I believe it would be illegal for a league or federation to impose a salary cap in the EU. In some less lucrative sports the players will agree to salary restrictions but I'm not aware of it happening in soccer leagues, as it's such a huge open market.
Didn't Vermes end the contract of a player mid tournament last year or the year before that just because he felt that player wasn't performing? Don't remember the name of the player but right after a game the player was cut from SKC. It can be done and has been done in MLS and there is nothing the player's Union or US laws can do about it. You don't perform and you will be cut from the team.
Hey now, Lugano finished 2nd in the Swiss Super League this season....... Just like Real Madrid forced Gareth Bale to take a paycut to be loaned back to Spurs?

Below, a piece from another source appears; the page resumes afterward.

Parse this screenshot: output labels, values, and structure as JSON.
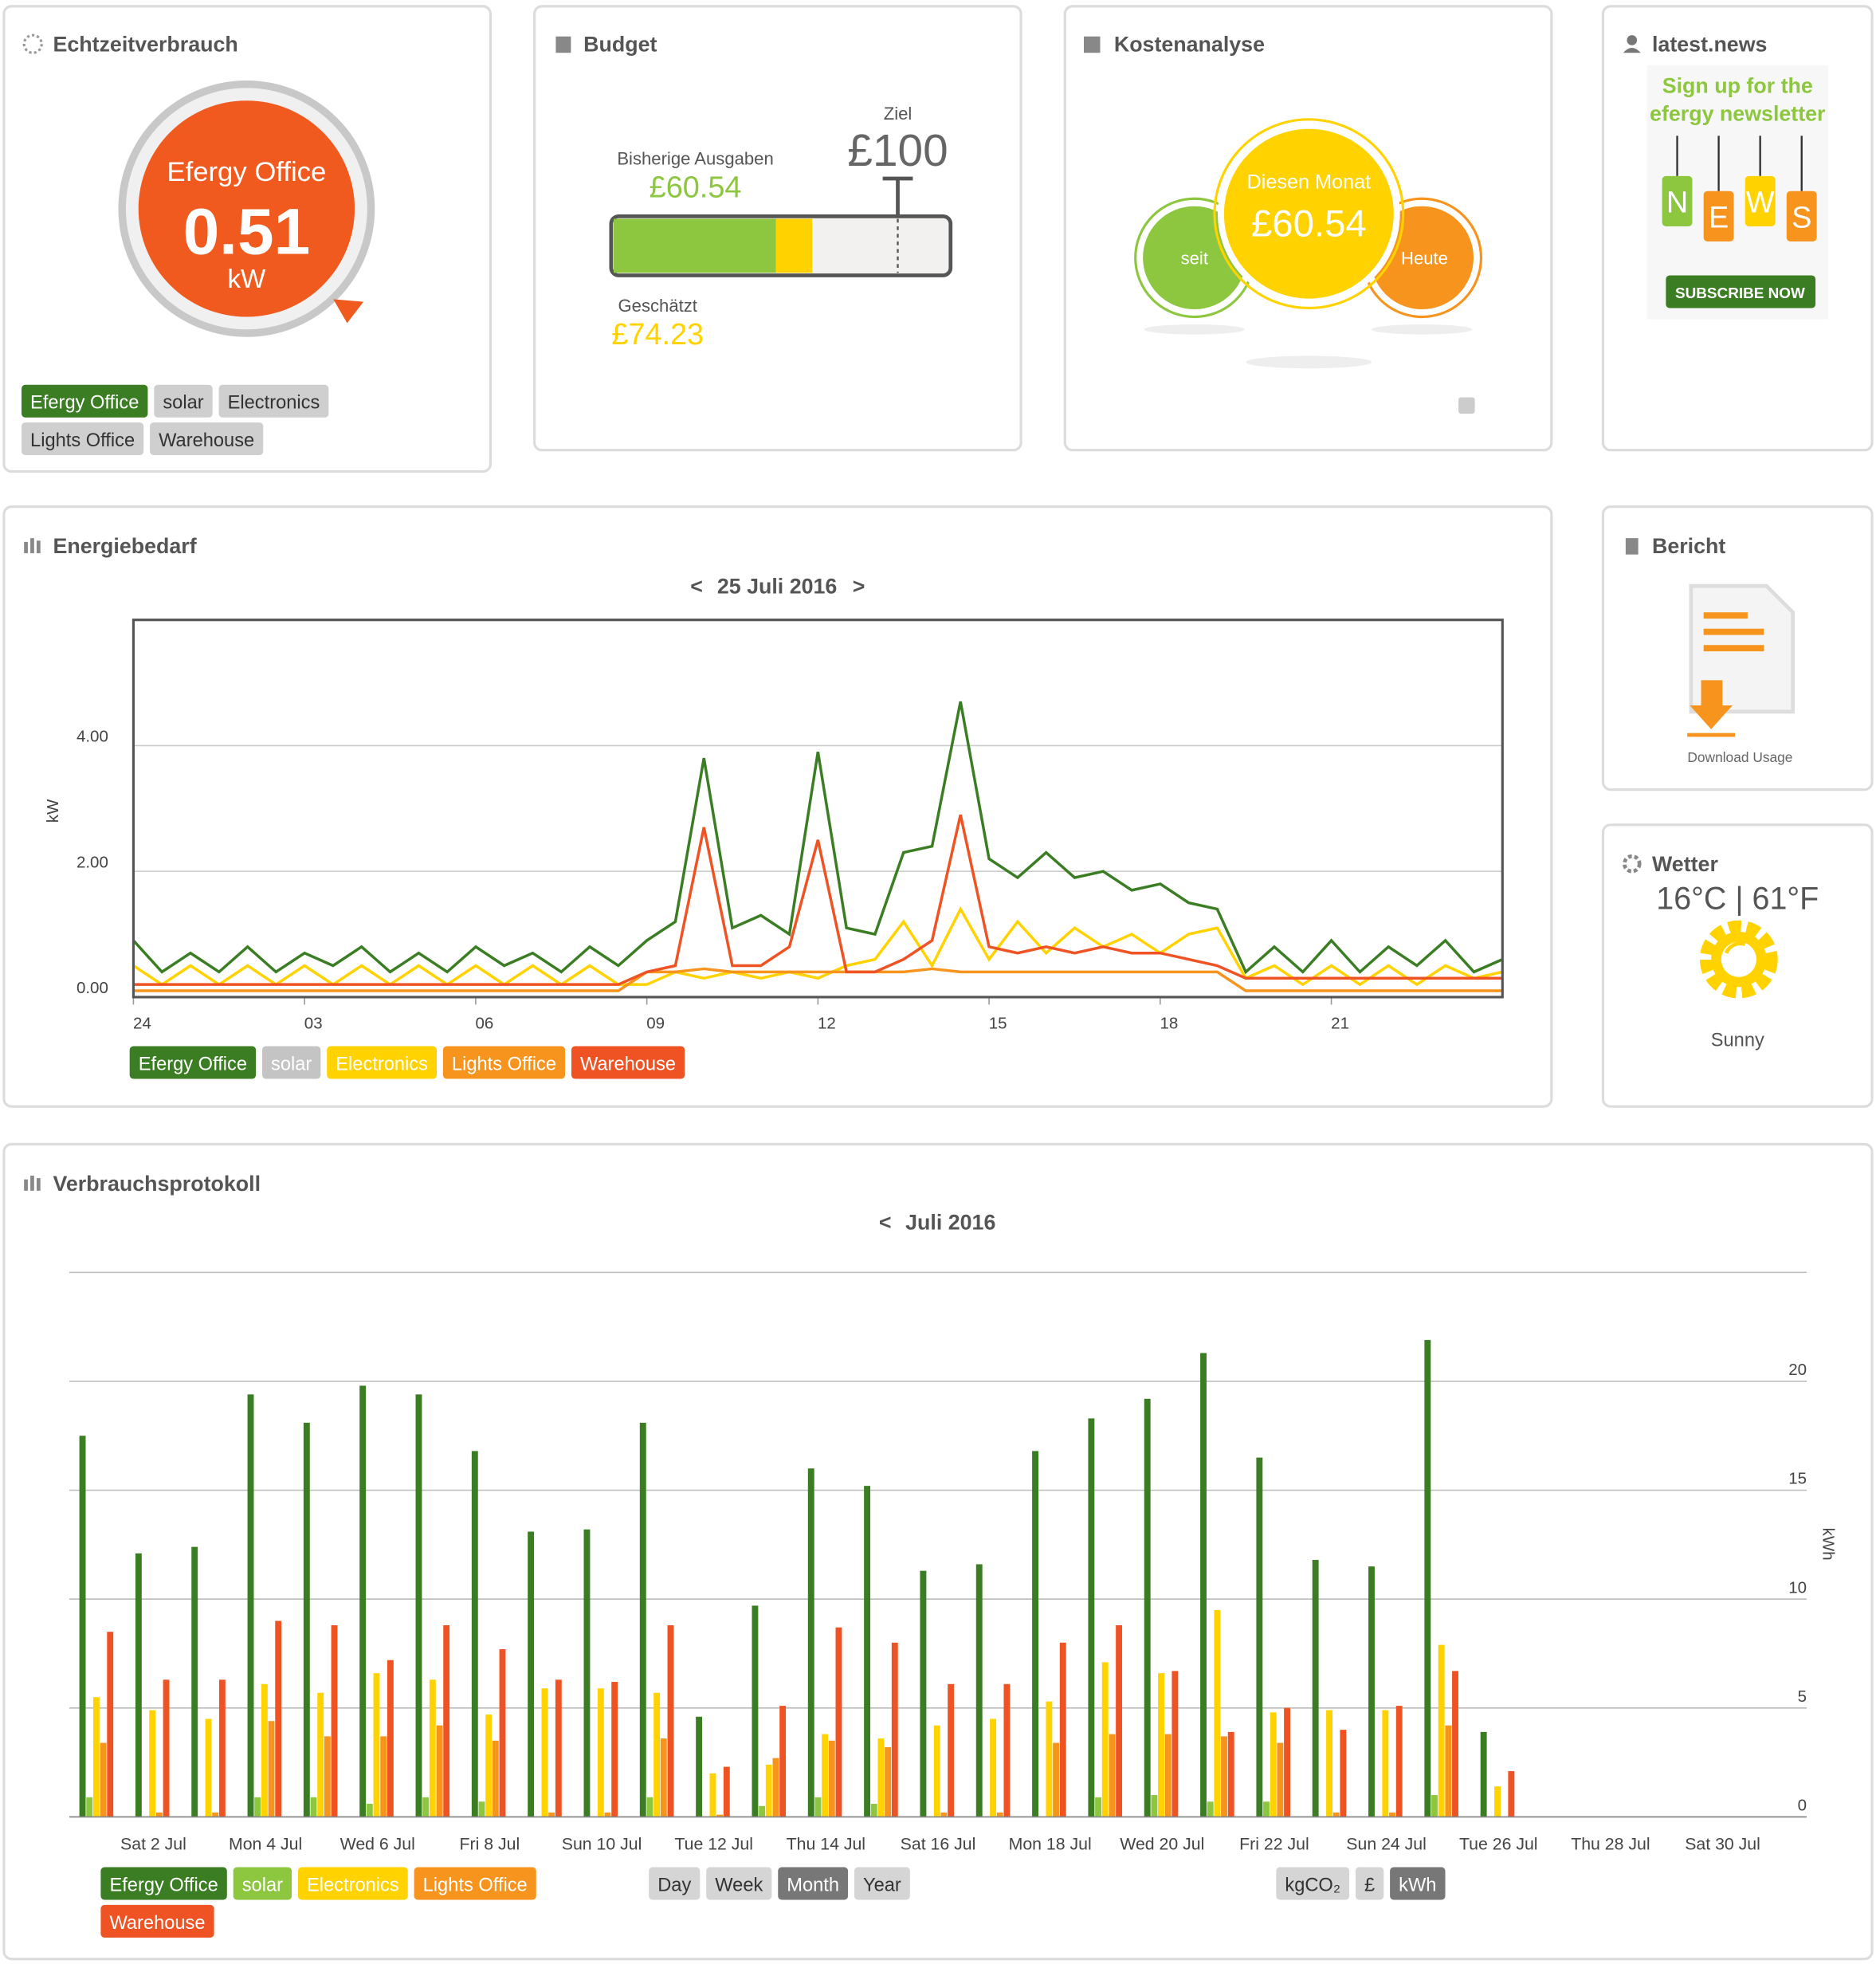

Or how Barcelona forced Frankie de Jong to go to Manchester United.....
"Mutual agreement" is ending a contract. Jose Mauri is the name of the ex-SKC player. Either way, player's Union or US laws can't do anything about it. If an MLS team doesn't want a player they aren't obligated to keep him just because he is part of a union. That's why MLS has a rule that they can buy out a contract (2 now) per year of any players. Buying out contracts just means team is getting rid of a player. What does Real Madrid and ManU have to do with MLS player's Union?
You posted that the difference between MLS teams and teams from other parts of the world are that those other teams can simply get rid of players they don't want. If two of the biggest and richest clubs in the world can't get rid of players they don't want...... Stop acting like the majority of clubs/teams outside of MLS can simply buy, sell, sign and cut players however/whenever they see fit.